Les visiteurs de la Thessalie traversent le plus souvent cette région le temps d’une journée, rien que pour se rendre aux Météores. D’après l’actuelle littérature de voyage, cela se comprend, étant donné que “le site des Météores est un incontournable de la Grèce continentale. Les monastères sont perchés sur des pics rocheux, dans un décor majestueux”.

Rocade à deux fois deux voies. Vers les Météores, avril 2024

Il faut rappeler que la vieille route conduisant aux Météores, à peine asphaltée en 1940, fut d’abord remplacée par une rocade à deux fois deux voies dans les années 1990 et depuis mai 2024, elle est en plus doublée de la nouvelle autoroute, directe et sans discontinuité, précisons-le, depuis Athènes.

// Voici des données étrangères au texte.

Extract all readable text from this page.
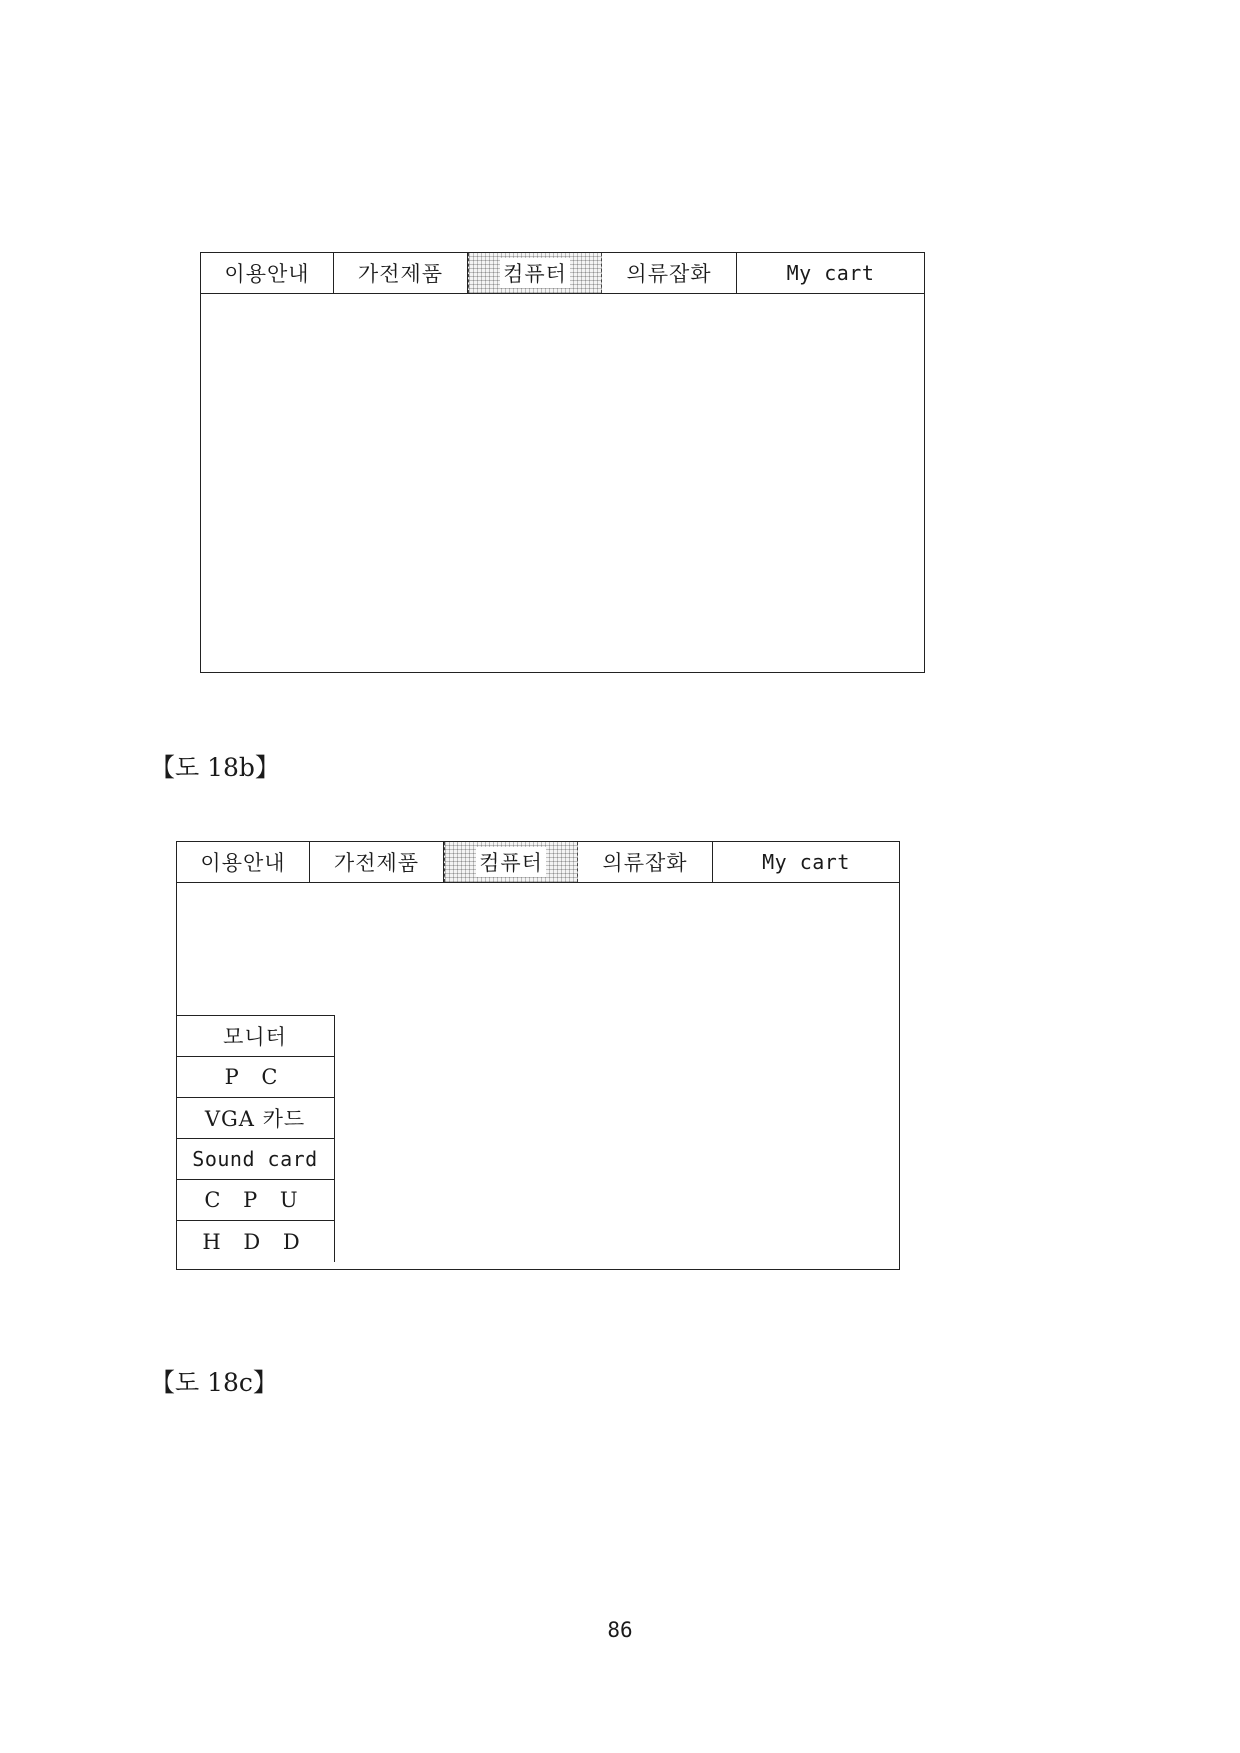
이용안내 가전제품	컴퓨터	의류잡화	My cart
【도 18b】
이용안내 가전제품	컴퓨터	의류잡화	My cart
모니터
P C
VGA 카드
Sound card
C P U
H D D
【도 18c】
86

Circulez… il n’y a rien d’autre à voir! Ce qui n’est naturellement guère vrai.

Le malentendu thessalien n’est pas nouveau. Déjà en 1965, le géographe Michel Sivignon notait que “la Thessalie a mauvaise réputation. Les voyageurs qui depuis plus de deux siècles font le pèlerinage de la Grèce pestent contre la boue ou la poussière, contre le gîte qu’ils trouvent trop sommaire, désagréments qu’ils sont prêts à pardonner aux régions où quelque ruine antique peut les consoler. Les touristes modernes traversent à la hâte ces lieux dépourvus du pittoresque qu’ils ont coutume de consommer”.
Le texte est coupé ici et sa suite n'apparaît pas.